町へ伸びる無線
【本文】
冬一と朔は、十基の迷宮を中継点にして町内無線網を作った。
スマートフォンが止まっても、学校、消防、病院、浄水場、倉庫を短距離無線で結ぶ。迷宮内部は電波を反射するため、各入口に人間の中継担当が必要だった。
最初の試験では、病院からの声が廃駅で二重に聞こえた。第十迷宮の円形室が、古い通信記録まで拾っている。現在の連絡と区別するため、日付と時刻、発信者名を必ず最初に読む規則を決めた。
二重音声には、数日前の安西の報告まで混ざっていた。誤って救助隊を出せば、別の現場が手薄になる。朔は記録音声を低い電子音から始め、現在通信には呼びかけと応答を必須にした。返事がない一方通行は、緊急情報として扱わず確認班を送る。

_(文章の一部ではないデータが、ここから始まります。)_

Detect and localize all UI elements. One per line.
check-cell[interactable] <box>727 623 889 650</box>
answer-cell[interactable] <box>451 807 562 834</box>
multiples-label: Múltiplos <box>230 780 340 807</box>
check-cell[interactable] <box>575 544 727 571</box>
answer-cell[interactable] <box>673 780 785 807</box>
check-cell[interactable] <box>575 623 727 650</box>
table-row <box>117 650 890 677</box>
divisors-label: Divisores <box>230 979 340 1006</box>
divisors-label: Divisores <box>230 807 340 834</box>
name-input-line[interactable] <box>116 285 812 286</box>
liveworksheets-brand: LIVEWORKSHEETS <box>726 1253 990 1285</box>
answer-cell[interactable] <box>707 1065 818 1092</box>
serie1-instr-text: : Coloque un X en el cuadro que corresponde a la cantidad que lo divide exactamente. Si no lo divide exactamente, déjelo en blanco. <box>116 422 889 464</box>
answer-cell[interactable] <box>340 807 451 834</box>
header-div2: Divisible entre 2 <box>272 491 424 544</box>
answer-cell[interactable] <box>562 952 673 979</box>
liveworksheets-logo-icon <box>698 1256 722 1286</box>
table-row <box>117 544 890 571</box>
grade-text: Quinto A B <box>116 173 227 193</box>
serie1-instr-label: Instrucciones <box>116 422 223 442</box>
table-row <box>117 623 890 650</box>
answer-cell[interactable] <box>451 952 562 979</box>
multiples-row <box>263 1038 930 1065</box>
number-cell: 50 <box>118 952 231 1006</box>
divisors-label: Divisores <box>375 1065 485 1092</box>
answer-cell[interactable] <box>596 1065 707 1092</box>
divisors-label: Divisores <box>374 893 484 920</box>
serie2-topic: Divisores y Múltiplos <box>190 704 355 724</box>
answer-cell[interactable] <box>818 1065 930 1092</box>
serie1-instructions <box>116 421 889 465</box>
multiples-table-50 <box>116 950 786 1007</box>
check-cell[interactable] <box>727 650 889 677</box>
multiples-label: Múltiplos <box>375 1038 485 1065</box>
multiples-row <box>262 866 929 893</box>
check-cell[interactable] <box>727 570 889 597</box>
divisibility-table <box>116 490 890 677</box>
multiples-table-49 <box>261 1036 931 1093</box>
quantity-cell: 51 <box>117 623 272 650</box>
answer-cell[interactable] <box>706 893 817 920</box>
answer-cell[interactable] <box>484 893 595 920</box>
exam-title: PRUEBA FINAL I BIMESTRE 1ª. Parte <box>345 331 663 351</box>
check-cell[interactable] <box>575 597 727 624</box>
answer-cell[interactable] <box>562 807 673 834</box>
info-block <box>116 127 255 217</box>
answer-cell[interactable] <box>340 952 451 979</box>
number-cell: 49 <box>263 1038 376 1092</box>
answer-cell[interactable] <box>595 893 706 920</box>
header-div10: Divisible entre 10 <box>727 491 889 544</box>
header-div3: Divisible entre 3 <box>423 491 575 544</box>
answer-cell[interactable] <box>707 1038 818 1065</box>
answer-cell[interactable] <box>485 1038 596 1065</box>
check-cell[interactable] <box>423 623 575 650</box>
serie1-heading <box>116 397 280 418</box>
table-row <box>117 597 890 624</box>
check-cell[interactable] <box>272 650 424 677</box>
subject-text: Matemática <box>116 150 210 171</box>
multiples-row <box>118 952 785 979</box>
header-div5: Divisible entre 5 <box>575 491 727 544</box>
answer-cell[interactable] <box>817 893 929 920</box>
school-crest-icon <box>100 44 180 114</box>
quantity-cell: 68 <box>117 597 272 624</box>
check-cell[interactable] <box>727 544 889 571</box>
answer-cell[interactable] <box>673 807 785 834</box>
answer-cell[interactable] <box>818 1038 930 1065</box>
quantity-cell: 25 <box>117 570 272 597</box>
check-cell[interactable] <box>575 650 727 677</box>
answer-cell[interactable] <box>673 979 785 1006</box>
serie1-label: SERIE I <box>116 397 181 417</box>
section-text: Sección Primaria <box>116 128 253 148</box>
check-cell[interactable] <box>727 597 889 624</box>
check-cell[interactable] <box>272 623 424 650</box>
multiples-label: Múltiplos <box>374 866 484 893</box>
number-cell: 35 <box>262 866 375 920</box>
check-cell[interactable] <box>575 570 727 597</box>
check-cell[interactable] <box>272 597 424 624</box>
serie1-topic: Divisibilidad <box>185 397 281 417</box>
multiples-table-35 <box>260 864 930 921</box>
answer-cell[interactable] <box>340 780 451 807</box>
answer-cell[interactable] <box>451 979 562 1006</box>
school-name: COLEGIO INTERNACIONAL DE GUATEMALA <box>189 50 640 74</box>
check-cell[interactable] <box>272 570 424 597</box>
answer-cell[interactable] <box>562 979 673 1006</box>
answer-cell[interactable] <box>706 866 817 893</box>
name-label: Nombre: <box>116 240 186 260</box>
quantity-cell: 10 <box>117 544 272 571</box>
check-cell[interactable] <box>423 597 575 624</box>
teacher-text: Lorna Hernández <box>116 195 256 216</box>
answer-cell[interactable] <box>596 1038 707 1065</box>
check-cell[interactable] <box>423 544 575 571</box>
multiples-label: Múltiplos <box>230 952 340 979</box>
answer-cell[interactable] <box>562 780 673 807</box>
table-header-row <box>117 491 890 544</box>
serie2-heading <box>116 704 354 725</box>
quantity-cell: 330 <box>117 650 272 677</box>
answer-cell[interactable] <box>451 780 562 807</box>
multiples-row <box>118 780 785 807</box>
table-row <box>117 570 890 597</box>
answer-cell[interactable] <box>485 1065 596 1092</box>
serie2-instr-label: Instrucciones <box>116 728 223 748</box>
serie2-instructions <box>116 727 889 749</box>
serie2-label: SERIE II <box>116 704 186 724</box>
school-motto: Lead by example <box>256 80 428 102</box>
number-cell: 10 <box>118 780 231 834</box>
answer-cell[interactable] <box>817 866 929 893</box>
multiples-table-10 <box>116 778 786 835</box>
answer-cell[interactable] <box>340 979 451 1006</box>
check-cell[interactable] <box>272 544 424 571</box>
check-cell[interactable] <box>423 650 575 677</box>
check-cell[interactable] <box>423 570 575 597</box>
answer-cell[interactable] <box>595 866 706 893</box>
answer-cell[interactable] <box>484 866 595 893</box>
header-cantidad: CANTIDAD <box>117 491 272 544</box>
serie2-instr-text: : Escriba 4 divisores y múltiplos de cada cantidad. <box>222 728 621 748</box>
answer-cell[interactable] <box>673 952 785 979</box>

冬一は子どもや高齢者にも使えるよう、周波数を三つに絞った。赤は救命、青は物資、白は定時連絡。難しい暗号は使わない。
結衣が学校入口から試験連絡をする。
『こちら白。雨宮結衣。十八時。異常なし』
十基を巡り、同じ声が工場の受信機へ届いた。
冬一は成功を喜ぶ前に、送信できない人のための伝令経路を地図へ足した。機械は壊れ、電池は切れ、声を出せない怪我人もいる。
公開まで三十九日。
平穏な町の地下で、使われないことを願う通信網が毎夕動き始めた。
予備電池には交換日を書き、毎週一度全受信機を動かす。使わない機械ほど、必要な日に壊れているからだった。
通信担当が眠る時間も必要だった。夜間は二人一組で交代し、聞き間違いを防ぐため、受信内容を必ず復唱して紙へ残す。
記録紙にも連番を振り、欠けた連絡がすぐ分かるようにした。